For Raku Mae, who does not have authorization to leave her home at Noh Po Camp, the knowledge that she lives in a different reality is permanent. “For security, [it’s] very strict for us, because we are here illegal, not legal, so we have to pay a lot,” she sighs. To travel from the camp to the office, it costs her between 15 to 20 times the fare paid by Thais to ride the same route because of the unofficial fees she must pay to get through the military checkpoints along the road. “It is very difficult to travel … We don’t have money.” Later, she recalls a Thai police raid on the KWO office when a group of students and their English teacher, an American volunteer, were taken across the border into Burma in an unofficial expulsion from the country. Though they were allowed to return after one day, incidents like this further underline the unpredictability of their situation.

Despite everything, Raku Mae and her friends cannot fathom leaving their work in the border area. Cho Cho, 24, is a trainer for the KWO who is learning about subjects like democracy, federalism, constitutional law, and human rights, and then transferring the knowledge to other Karen. Her hopes are still high that her work may bring about improvements in her country. “I hope to change [the] government inside Burma, because I want to come back inside Burma.” She sees herself as indispensable to her people.

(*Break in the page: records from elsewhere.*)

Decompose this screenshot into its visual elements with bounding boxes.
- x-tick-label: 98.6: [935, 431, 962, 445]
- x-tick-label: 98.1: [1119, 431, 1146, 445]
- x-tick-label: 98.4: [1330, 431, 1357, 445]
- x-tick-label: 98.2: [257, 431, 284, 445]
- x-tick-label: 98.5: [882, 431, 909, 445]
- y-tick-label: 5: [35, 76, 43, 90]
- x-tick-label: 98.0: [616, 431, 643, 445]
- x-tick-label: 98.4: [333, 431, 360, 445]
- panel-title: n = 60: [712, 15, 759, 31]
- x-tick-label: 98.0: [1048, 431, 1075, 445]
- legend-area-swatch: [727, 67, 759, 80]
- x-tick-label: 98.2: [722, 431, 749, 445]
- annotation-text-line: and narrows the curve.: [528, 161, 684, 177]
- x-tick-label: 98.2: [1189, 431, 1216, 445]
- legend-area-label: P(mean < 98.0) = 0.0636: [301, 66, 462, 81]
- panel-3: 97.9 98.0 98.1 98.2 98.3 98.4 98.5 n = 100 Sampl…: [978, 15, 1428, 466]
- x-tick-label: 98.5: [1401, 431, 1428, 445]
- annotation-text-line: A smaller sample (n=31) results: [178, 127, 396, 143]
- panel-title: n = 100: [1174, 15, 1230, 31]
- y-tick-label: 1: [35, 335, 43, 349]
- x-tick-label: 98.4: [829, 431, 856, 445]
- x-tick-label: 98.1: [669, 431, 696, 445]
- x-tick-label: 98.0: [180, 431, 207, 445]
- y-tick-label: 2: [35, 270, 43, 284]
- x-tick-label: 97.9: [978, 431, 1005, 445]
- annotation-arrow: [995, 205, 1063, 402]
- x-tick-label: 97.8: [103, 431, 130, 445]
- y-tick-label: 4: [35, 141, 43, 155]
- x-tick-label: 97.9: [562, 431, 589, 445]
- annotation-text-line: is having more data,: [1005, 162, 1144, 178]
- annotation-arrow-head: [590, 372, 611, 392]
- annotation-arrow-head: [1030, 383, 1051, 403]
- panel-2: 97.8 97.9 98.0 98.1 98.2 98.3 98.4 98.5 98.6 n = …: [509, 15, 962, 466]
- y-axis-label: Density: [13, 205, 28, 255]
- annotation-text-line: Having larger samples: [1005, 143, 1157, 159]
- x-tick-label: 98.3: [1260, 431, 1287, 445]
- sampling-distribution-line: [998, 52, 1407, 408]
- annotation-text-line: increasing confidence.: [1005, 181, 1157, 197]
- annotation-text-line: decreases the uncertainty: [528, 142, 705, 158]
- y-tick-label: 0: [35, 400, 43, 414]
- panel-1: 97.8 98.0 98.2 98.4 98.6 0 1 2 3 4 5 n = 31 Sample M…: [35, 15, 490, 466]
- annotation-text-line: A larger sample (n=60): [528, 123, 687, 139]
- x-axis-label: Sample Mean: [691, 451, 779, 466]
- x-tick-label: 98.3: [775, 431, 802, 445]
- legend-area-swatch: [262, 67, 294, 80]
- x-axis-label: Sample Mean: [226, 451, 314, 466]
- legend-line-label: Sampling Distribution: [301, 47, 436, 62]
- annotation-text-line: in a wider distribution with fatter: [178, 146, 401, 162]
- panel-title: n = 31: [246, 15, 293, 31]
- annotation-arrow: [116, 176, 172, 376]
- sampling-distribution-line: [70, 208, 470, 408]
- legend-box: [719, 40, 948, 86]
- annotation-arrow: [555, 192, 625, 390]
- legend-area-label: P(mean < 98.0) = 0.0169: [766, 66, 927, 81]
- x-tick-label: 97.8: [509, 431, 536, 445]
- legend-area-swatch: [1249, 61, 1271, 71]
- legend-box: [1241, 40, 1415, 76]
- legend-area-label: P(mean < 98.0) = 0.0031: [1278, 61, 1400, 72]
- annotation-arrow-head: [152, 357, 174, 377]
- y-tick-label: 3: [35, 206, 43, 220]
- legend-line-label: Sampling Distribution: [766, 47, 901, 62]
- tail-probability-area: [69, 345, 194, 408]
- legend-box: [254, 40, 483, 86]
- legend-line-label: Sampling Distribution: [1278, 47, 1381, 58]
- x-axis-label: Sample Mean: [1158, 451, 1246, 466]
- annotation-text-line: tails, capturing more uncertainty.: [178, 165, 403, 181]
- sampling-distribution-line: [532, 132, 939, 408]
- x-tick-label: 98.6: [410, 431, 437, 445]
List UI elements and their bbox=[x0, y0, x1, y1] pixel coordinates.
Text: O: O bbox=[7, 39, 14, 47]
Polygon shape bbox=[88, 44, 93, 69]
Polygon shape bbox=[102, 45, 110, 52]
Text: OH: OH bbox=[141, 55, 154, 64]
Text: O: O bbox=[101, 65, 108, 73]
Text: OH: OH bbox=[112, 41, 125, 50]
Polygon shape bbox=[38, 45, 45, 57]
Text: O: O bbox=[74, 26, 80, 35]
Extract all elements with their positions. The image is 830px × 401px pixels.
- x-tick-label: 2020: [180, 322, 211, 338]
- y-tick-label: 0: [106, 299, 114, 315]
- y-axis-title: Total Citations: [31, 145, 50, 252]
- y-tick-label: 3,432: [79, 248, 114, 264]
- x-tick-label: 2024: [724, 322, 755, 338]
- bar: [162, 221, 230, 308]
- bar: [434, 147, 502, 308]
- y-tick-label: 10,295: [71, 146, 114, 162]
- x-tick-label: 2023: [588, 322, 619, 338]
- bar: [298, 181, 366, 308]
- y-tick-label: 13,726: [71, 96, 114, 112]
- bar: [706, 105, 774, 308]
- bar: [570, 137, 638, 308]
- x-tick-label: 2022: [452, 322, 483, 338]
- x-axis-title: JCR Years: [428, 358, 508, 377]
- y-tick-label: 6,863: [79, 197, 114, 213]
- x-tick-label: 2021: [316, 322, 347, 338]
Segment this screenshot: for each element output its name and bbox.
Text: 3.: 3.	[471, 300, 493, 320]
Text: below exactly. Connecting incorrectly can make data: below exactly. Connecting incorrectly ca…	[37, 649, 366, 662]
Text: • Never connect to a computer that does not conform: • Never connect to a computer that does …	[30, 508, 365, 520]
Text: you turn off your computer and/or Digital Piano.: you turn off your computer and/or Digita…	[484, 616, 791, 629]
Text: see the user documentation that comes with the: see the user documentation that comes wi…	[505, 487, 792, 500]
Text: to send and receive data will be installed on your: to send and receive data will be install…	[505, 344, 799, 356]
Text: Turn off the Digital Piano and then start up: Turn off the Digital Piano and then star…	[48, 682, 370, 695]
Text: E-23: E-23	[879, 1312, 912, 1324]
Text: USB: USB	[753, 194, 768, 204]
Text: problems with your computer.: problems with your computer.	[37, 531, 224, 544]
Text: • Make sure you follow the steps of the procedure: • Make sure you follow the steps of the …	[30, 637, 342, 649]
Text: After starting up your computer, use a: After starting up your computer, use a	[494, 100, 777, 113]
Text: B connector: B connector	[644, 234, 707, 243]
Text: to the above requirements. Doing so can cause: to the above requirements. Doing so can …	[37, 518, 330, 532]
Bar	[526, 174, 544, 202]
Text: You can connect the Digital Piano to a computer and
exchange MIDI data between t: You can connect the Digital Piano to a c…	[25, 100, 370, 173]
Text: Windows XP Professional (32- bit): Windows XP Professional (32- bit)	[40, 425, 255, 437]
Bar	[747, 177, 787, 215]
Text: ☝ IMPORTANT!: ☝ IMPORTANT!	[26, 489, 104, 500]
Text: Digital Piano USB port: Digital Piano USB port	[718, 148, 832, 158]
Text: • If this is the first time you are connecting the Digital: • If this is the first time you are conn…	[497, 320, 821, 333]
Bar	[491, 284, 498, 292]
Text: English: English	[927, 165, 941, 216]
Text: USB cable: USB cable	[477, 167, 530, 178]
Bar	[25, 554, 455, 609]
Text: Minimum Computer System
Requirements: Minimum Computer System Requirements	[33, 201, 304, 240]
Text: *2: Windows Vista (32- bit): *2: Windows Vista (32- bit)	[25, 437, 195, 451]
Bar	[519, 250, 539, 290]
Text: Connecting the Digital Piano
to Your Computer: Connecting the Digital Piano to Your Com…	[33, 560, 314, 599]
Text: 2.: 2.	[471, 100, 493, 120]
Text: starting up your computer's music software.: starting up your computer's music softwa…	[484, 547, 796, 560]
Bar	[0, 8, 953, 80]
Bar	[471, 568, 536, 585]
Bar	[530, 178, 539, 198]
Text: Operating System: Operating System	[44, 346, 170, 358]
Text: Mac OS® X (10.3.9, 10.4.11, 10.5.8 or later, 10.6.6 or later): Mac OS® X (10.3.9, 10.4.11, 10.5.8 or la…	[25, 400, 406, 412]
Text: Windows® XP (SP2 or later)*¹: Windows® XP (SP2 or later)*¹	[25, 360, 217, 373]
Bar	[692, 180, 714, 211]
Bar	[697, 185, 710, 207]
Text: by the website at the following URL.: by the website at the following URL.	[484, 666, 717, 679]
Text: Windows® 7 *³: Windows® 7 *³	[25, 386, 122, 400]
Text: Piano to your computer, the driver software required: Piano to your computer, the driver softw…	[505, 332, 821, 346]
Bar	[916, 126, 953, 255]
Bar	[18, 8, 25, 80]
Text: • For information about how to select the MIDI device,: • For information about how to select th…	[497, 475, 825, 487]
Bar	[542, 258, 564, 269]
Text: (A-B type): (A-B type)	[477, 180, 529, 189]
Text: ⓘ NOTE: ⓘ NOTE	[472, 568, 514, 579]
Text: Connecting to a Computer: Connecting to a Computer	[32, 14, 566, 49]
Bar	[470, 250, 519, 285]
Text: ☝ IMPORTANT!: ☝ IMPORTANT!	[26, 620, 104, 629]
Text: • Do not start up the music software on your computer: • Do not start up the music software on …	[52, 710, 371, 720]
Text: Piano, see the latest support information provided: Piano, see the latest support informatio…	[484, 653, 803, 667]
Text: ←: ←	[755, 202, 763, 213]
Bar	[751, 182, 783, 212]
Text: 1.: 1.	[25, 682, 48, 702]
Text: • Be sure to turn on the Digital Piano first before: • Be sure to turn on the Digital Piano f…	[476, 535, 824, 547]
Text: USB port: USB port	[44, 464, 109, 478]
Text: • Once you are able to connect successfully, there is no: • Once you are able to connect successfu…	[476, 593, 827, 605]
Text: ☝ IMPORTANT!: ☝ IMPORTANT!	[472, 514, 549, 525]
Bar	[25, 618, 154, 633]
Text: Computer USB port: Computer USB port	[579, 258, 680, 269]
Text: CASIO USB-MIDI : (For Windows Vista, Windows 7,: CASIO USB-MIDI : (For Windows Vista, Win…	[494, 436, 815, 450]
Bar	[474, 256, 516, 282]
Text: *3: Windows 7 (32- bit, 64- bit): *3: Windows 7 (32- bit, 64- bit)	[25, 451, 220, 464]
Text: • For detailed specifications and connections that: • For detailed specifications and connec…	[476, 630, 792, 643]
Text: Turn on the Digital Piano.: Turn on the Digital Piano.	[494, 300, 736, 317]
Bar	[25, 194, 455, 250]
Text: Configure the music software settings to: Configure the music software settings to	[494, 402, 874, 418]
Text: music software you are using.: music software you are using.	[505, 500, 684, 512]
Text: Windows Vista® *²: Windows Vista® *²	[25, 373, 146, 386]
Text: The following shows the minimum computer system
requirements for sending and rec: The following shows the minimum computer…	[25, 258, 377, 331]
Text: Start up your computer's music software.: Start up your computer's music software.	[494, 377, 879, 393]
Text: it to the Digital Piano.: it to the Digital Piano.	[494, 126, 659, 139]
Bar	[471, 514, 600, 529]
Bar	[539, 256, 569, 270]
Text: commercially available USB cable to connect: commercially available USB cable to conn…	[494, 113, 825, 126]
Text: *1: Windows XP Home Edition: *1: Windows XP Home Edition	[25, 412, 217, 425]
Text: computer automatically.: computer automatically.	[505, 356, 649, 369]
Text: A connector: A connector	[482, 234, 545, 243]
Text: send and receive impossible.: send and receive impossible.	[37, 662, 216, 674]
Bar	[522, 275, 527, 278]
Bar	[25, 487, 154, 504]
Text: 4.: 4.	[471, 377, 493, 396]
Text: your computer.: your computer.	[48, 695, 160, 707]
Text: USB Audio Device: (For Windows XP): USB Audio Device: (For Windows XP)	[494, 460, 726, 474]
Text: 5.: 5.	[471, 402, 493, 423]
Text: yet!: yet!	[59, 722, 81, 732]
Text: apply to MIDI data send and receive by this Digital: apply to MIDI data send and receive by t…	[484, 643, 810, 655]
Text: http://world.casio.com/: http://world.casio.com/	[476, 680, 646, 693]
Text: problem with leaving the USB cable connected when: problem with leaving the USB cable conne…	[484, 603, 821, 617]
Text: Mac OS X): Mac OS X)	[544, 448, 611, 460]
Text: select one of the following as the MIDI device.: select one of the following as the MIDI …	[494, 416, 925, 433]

Resettling would be equal to deserting her people and their plight, even though her own future would be much brighter if she left.

Young and intelligent, Cho Cho would have a good chance of attending university if she left, and likely would be able to pursue her dream of being a lawyer. If she stays, biding her time for freedom in Burma, she loses this opportunity forever. Even if Burma someday becomes the democratic country she longs for, her whole life will be devoted to reconstructing the country — with no time to pursue the sacrificed desires for her own future. Yet her idealism runs strong. “I want to learn,” she says, “so that when the time comes, I will be here to help my people know their rights and to know what they should ask for themselves … If they know their rights, they can do anything.”